At your service

Ok, let’s take back a little bit of content of mine I previously donated to Stackoverflow. In this answer I was trying to setup a one-shot systemd service to trivially launch one of my fabulous scripts.

Well, none of the SO answers there or elsewere worked for me. But this post eventually did.

What did the trick was the RemainAfterExit=true directive. That’s because my script didn’t leave any trace of itself for systemd to look at, so next systemd step was always to call ExecStop to stop “this strange script that doesn’t leave a daemon behind”. Moot but true.

[Unit]
Description=Setup foo
#After=network.target

[Service]
Type=oneshot
ExecStart=/opt/foo/setup-foo.sh
RemainAfterExit=true
ExecStop=/opt/foo/teardown-foo.sh
StandardOutput=journal

[Install]
WantedBy=multi-user.target

UPDATE 20180316: Ok, I totally forgot everything about systemd services in these few months, so I was re-doing all the work from scratch. Fortunately I vaguely remembered about this answer, passed half an hour looking for it and now I’m here again.
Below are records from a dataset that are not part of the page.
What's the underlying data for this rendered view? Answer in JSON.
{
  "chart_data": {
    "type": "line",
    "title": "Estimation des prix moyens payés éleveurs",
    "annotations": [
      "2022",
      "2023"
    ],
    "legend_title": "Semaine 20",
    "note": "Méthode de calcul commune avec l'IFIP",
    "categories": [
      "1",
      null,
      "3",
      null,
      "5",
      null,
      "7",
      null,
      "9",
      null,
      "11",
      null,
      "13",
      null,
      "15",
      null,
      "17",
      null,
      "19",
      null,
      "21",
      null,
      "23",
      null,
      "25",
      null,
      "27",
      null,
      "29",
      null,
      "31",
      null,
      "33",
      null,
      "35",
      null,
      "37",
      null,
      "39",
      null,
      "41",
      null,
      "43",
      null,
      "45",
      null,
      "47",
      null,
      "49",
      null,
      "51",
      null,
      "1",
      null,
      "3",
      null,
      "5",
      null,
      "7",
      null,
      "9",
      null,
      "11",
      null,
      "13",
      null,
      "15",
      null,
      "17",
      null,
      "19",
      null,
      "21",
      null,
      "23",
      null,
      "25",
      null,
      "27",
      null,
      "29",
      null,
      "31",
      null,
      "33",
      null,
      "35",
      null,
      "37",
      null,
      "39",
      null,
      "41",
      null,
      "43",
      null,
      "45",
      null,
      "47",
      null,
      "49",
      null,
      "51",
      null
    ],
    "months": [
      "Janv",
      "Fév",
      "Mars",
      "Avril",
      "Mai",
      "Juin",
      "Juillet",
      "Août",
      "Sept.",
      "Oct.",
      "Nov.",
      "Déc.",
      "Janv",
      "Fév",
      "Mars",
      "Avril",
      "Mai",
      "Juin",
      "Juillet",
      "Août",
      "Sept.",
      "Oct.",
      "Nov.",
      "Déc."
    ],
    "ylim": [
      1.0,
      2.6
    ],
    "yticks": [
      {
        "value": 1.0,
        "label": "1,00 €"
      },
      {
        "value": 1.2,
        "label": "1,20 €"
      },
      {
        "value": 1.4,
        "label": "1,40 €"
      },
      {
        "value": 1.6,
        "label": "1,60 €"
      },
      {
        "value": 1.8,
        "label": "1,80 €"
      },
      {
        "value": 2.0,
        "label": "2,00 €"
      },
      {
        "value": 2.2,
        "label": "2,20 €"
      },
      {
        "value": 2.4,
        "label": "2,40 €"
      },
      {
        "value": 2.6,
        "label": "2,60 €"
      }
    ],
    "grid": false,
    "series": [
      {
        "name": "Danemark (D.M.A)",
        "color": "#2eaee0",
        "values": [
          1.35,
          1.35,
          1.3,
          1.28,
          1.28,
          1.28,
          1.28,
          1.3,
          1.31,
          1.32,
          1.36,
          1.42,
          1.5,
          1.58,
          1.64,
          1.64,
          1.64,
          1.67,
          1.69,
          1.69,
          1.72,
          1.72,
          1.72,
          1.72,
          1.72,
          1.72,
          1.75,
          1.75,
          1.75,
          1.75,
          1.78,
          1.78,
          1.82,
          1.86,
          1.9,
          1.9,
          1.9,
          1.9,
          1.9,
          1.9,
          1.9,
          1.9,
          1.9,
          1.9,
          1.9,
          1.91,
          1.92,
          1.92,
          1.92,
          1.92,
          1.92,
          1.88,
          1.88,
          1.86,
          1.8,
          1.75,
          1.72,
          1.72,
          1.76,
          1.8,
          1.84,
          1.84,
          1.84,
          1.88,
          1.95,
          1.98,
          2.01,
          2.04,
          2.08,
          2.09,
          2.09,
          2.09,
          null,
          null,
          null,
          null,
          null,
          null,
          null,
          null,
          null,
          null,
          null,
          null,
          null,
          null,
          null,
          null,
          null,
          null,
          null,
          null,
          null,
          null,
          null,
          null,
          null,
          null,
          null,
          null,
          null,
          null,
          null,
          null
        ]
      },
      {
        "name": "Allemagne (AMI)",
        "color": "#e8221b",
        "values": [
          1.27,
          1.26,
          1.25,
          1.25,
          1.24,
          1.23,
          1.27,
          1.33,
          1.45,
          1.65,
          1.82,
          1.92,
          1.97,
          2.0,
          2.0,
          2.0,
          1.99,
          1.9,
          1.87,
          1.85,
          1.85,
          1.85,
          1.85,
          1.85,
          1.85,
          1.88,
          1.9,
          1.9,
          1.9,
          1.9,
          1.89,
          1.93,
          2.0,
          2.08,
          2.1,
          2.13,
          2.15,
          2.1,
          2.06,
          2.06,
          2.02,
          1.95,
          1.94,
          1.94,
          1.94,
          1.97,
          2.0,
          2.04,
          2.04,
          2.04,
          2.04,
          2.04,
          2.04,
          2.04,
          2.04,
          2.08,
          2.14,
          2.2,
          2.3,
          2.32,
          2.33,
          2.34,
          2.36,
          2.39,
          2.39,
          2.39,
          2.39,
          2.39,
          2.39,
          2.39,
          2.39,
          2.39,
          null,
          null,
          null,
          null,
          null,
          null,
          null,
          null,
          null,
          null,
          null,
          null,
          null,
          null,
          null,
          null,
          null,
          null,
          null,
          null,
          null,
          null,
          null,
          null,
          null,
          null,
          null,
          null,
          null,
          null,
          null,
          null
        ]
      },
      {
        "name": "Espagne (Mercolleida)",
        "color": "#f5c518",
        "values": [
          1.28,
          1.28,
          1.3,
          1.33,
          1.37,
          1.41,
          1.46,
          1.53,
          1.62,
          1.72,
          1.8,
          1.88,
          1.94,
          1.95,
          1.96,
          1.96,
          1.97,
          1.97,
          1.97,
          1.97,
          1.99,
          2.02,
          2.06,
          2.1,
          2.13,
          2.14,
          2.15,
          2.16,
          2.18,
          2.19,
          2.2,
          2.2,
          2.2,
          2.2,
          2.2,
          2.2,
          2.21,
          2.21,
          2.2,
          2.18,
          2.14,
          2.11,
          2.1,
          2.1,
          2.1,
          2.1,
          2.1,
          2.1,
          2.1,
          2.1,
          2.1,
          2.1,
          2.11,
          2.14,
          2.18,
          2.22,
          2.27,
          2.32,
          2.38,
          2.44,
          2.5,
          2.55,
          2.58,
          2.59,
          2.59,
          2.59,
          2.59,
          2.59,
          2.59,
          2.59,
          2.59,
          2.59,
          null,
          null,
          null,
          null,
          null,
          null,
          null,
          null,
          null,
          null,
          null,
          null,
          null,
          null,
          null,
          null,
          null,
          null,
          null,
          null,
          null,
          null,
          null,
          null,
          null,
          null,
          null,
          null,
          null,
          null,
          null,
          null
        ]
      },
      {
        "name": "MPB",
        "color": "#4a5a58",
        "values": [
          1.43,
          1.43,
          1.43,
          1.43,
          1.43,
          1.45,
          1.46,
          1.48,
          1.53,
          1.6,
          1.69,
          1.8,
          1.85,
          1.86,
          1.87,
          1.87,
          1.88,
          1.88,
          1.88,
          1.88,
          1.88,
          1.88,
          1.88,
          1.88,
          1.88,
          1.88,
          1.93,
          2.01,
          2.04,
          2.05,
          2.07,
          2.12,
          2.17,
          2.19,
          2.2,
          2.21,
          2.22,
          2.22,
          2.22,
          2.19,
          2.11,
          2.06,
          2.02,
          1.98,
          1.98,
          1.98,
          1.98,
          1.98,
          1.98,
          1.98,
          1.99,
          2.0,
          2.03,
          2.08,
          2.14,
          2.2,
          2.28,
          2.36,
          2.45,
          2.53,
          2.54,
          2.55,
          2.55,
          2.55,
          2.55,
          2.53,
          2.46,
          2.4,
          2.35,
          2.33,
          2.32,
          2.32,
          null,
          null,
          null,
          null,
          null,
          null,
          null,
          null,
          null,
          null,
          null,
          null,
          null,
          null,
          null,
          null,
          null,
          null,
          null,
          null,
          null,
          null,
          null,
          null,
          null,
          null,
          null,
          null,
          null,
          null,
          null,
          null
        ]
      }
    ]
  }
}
I’ll try to add just a couple of things I’ve re-learned this time: systemd scripts must not be placed in /etc/init, they stay in the more hideous /etc/systemd/system directory, and they’re called .service, not .conf!

After the script is in the correct directory, a sudo systemctl daemon-reload is desirable, but won’t make the script name appear in sudo service [TAB] autocomplete list. Nevertheless, the new service can be launched with:

sudo service myservice start

And that’s it, now the service is doing what has been written for. For sure the called script won’t, but this is another problem.